| |
Dinsdag
- Van pure opgewektheid over de terugkeer van de ‘Mamadam’ heb ik gisteravond nog tot laat zitten schrijven aan dit journaal. Het sterke licht van onze oliegaslamp die met de achtergebleven boot meekwam, was opeens zo verlokkend. En nu ben ik toch, heerlijk uitgerust, al vóór dag en dauw wakker, ofschoon niet te vroeg voor Kajo's koffie, die vandaag nog beter smaakt dan anders, terwijl ik kijk naar het optrekken van de damp boven het bos aan de overkant van de Lawa. Een goed uur later zijn wij alweer ingeladen en zeggen we het Stoelmans-eiland voor de derde maal, en nu voorgoed, vaarwel. De ‘Mamadam’ die voortaan strikte orders heeft ons een klein stukje voorop te blijven varen - wat ze dan ook trouw blijft doen - heeft nog twee passagiers aan boord meegekregen. Men tracht in deze streken altijd te profiteren van een ‘occasie’ zoals dat ietwat deftig genoemd wordt; en als het maar enigszins doenlijk is, dan gebeurt het, - onder geen andere voorwaarde dan dat de vrager (‘Ik verzoek om een occasie,’ heet dat) voor eigen rekening en risico meevaart, en zich in noodgevallen gedraagt als een werkende passagier.

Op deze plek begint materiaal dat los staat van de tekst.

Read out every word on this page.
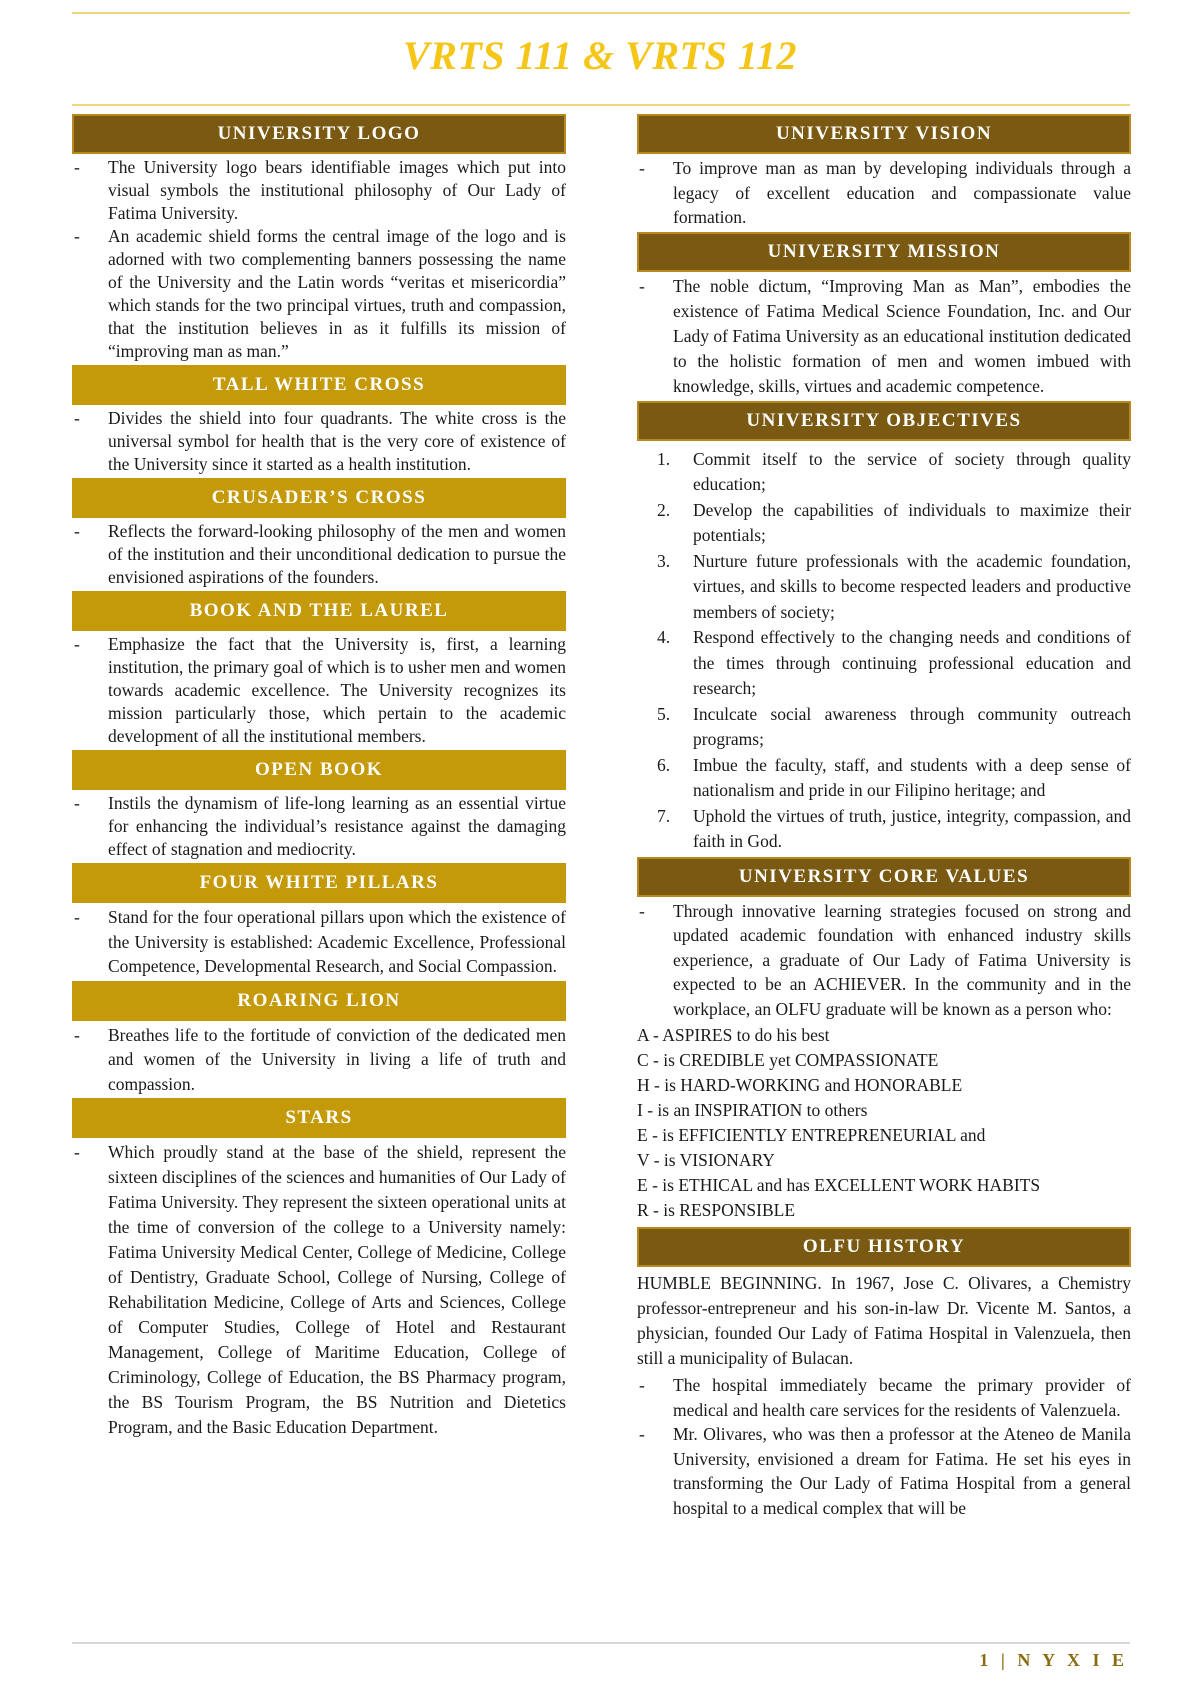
VRTS 111 & VRTS 112
UNIVERSITY LOGO
- The University logo bears identifiable images which put into visual symbols the institutional philosophy of Our Lady of Fatima University.
- An academic shield forms the central image of the logo and is adorned with two complementing banners possessing the name of the University and the Latin words “veritas et misericordia” which stands for the two principal virtues, truth and compassion, that the institution believes in as it fulfills its mission of “improving man as man.”
TALL WHITE CROSS
- Divides the shield into four quadrants. The white cross is the universal symbol for health that is the very core of existence of the University since it started as a health institution.
CRUSADER’S CROSS
- Reflects the forward-looking philosophy of the men and women of the institution and their unconditional dedication to pursue the envisioned aspirations of the founders.
BOOK AND THE LAUREL
- Emphasize the fact that the University is, first, a learning institution, the primary goal of which is to usher men and women towards academic excellence. The University recognizes its mission particularly those, which pertain to the academic development of all the institutional members.
OPEN BOOK
- Instils the dynamism of life-long learning as an essential virtue for enhancing the individual’s resistance against the damaging effect of stagnation and mediocrity.
FOUR WHITE PILLARS
- Stand for the four operational pillars upon which the existence of the University is established: Academic Excellence, Professional Competence, Developmental Research, and Social Compassion.
ROARING LION
- Breathes life to the fortitude of conviction of the dedicated men and women of the University in living a life of truth and compassion.
STARS
- Which proudly stand at the base of the shield, represent the sixteen disciplines of the sciences and humanities of Our Lady of Fatima University. They represent the sixteen operational units at the time of conversion of the college to a University namely: Fatima University Medical Center, College of Medicine, College of Dentistry, Graduate School, College of Nursing, College of Rehabilitation Medicine, College of Arts and Sciences, College of Computer Studies, College of Hotel and Restaurant Management, College of Maritime Education, College of Criminology, College of Education, the BS Pharmacy program, the BS Tourism Program, the BS Nutrition and Dietetics Program, and the Basic Education Department.
UNIVERSITY VISION
- To improve man as man by developing individuals through a legacy of excellent education and compassionate value formation.
UNIVERSITY MISSION
- The noble dictum, “Improving Man as Man”, embodies the existence of Fatima Medical Science Foundation, Inc. and Our Lady of Fatima University as an educational institution dedicated to the holistic formation of men and women imbued with knowledge, skills, virtues and academic competence.
UNIVERSITY OBJECTIVES
1. Commit itself to the service of society through quality education;
2. Develop the capabilities of individuals to maximize their potentials;
3. Nurture future professionals with the academic foundation, virtues, and skills to become respected leaders and productive members of society;
4. Respond effectively to the changing needs and conditions of the times through continuing professional education and research;
5. Inculcate social awareness through community outreach programs;
6. Imbue the faculty, staff, and students with a deep sense of nationalism and pride in our Filipino heritage; and
7. Uphold the virtues of truth, justice, integrity, compassion, and faith in God.
UNIVERSITY CORE VALUES
- Through innovative learning strategies focused on strong and updated academic foundation with enhanced industry skills experience, a graduate of Our Lady of Fatima University is expected to be an ACHIEVER. In the community and in the workplace, an OLFU graduate will be known as a person who:
A - ASPIRES to do his best
C - is CREDIBLE yet COMPASSIONATE
H - is HARD-WORKING and HONORABLE
I - is an INSPIRATION to others
E - is EFFICIENTLY ENTREPRENEURIAL and
V - is VISIONARY
E - is ETHICAL and has EXCELLENT WORK HABITS
R - is RESPONSIBLE
OLFU HISTORY

HUMBLE BEGINNING. In 1967, Jose C. Olivares, a Chemistry professor-entrepreneur and his son-in-law Dr. Vicente M. Santos, a physician, founded Our Lady of Fatima Hospital in Valenzuela, then still a municipality of Bulacan.

- The hospital immediately became the primary provider of medical and health care services for the residents of Valenzuela.
- Mr. Olivares, who was then a professor at the Ateneo de Manila University, envisioned a dream for Fatima. He set his eyes in transforming the Our Lady of Fatima Hospital from a general hospital to a medical complex that will be
1 | N Y X I E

De regens van gisteren hebben de Lawa weer een paar duim doen zwellen en we zijn in een handomdraai de Poeloe-goedoe-val over, nu door het middengedeelte. Dat belooft
| |
| |
een voorspoedig en snel afzakken van de rivier! Maar we hebben te vroeg gejuicht. Bij de Singateté-val waar, uit de samenvloeiing van Lawa en Tapamahoni, de Marowijne begint, krijgen we al ons eerste, veel te vroege stortbad.
Het is nog fris in de zonloze morgen, en deze onderdompeling die weldra door nog enkele kletsen water wordt gevolgd, maakt me rillerig en verkleumd. Het hartje van de tropen noemen ze dit, de idioten. Als dat zo doorgaat... en het blijft zo doorgaan. De Mambari doet zijn naam eer aan en ontlokt ons menige uitroep van: ‘Daar komt er weer een aan!’ of ‘Van onderen!’ op zijn Amsterdams. De waterplensen klotsen de een na de ander de boot in. En wat er nog benedenwaarts onder de Mambari volgt, gedraagt zich niet minder wild.

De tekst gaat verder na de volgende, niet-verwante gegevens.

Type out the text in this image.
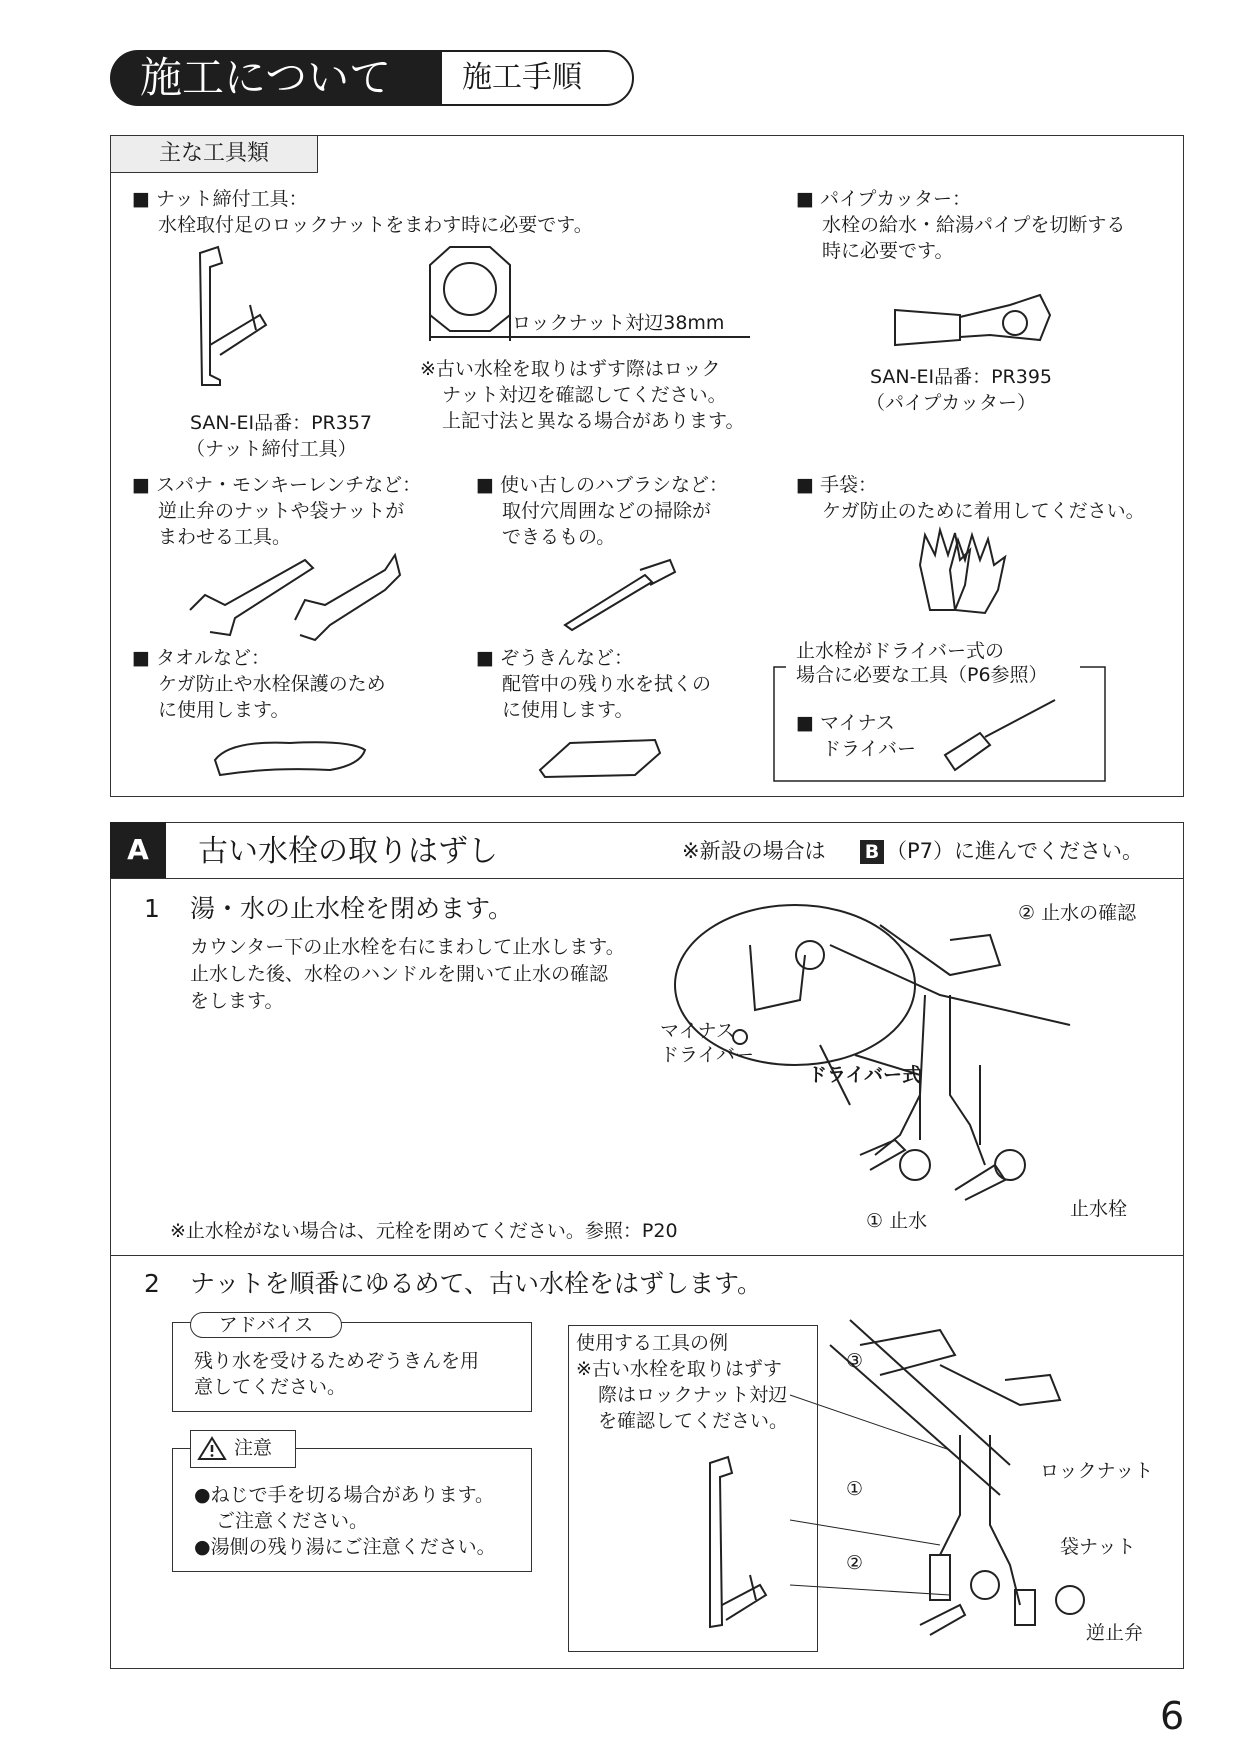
施工について	施工手順
主な工具類
■ ナット締付工具：
水栓取付足のロックナットをまわす時に必要です。
ロックナット対辺38mm
※古い水栓を取りはずす際はロック
ナット対辺を確認してください。
上記寸法と異なる場合があります。
SAN-EI品番：PR357
（ナット締付工具）
■ パイプカッター：
水栓の給水・給湯パイプを切断する
時に必要です。
SAN-EI品番：PR395
（パイプカッター）
■ スパナ・モンキーレンチなど：
逆止弁のナットや袋ナットが
まわせる工具。
■ 使い古しのハブラシなど：
取付穴周囲などの掃除が
できるもの。
■ 手袋：
ケガ防止のために着用してください。
■ タオルなど：
ケガ防止や水栓保護のため
に使用します。
■ ぞうきんなど：
配管中の残り水を拭くの
に使用します。
止水栓がドライバー式の
場合に必要な工具（P6参照）
■ マイナス
ドライバー
A	古い水栓の取りはずし	※新設の場合は B （P7）に進んでください。
1 湯・水の止水栓を閉めます。
カウンター下の止水栓を右にまわして止水します。
止水した後、水栓のハンドルを開いて止水の確認
をします。
※止水栓がない場合は、元栓を閉めてください。参照：P20
② 止水の確認
マイナス
ドライバー
ドライバー式
① 止水
止水栓
2 ナットを順番にゆるめて、古い水栓をはずします。
アドバイス
残り水を受けるためぞうきんを用
意してください。
注意
●ねじで手を切る場合があります。
ご注意ください。
●湯側の残り湯にご注意ください。
使用する工具の例
※古い水栓を取りはずす
際はロックナット対辺
を確認してください。
③
①
②
ロックナット
袋ナット
逆止弁
6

Er is nog steeds geen zon, en Bob en ik zijn beiden doorweekt. Bij de bijna naakte arbeiders glijdt het water af van hun geoliede huid, maar in onze kleren blijft de nattigheid hopeloos plakken. Ook al kleden we ons halfnaakt uit, we hebben nog altijd te veel aan, en houden een natte buitenkant. Als de zon echter even schijnt, dan is bedekking weer gauw noodzakelijk. Ze is een venijnige vijandin voor je naakte huid, die helaas te licht van kleur is om het op allerlei plekken zonder bescherming te kunnen stellen. Ook in dit opzicht zijn de bosnegers en Indianen veel beter toegerust dan hun blanke ‘superieuren’.

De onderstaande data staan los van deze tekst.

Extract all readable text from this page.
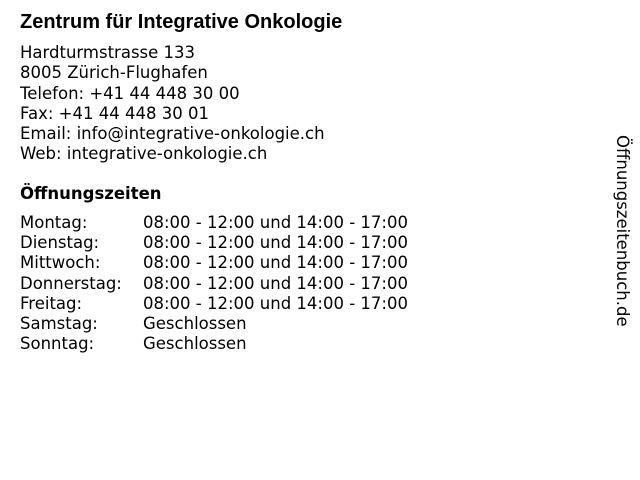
Zentrum für Integrative Onkologie
Hardturmstrasse 133
8005 Zürich-Flughafen
Telefon: +41 44 448 30 00
Fax: +41 44 448 30 01
Email: info@integrative-onkologie.ch
Web: integrative-onkologie.ch
Öffnungszeiten
Montag:	08:00 - 12:00 und 14:00 - 17:00
Dienstag:	08:00 - 12:00 und 14:00 - 17:00
Mittwoch:	08:00 - 12:00 und 14:00 - 17:00
Donnerstag: 08:00 - 12:00 und 14:00 - 17:00
Freitag:	08:00 - 12:00 und 14:00 - 17:00
Samstag:	Geschlossen
Sonntag:	Geschlossen
Öffnungszeitenbuch.de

De bergen aan de Franse oever zijn er al net zo aan toe als wij: tot honderd voet boven de grond zitten ze in de wolken, één en al vochtigheid, terwijl daaronder nog op vele plaatsen de nevels omhoogstijgen uit het bos, in lichte, vage pluimen. Waar er een Djoeka-dorp is, krinkelt bovendien nog trage, blauwige rook tussen de druipende heesters naar boven. Alles om ons heen is vocht, waarin de exuberante oerwoudvegetatie eerst recht gedijt.
| |
| |
Zo bereiken we een dorp waar Kewali een van zijn vrouwen heeft, en waar Bob besluit zich toch maar van droge kleren te voorzien. Ik breng de moed niet op om hetzelfde te doen, want aanstonds in de soela's of in de regen worden ze vast weer nat, en als alles nat is, waar blijven we dan vanavond? Terwijl ik dus geduldig in de boot zit te wachten tot Bob en Kewali terug zijn, zie ik in de nabijheid aan de rivieroever een twaalfjarig Djoeka-meisje bezig de was te doen, als op een schilderij van Ingres, of liever, als op een doek dat Ingres en Cézanne te zamen geschilderd zouden kunnen hebben. Was ik maar een beeldende kunstenaar!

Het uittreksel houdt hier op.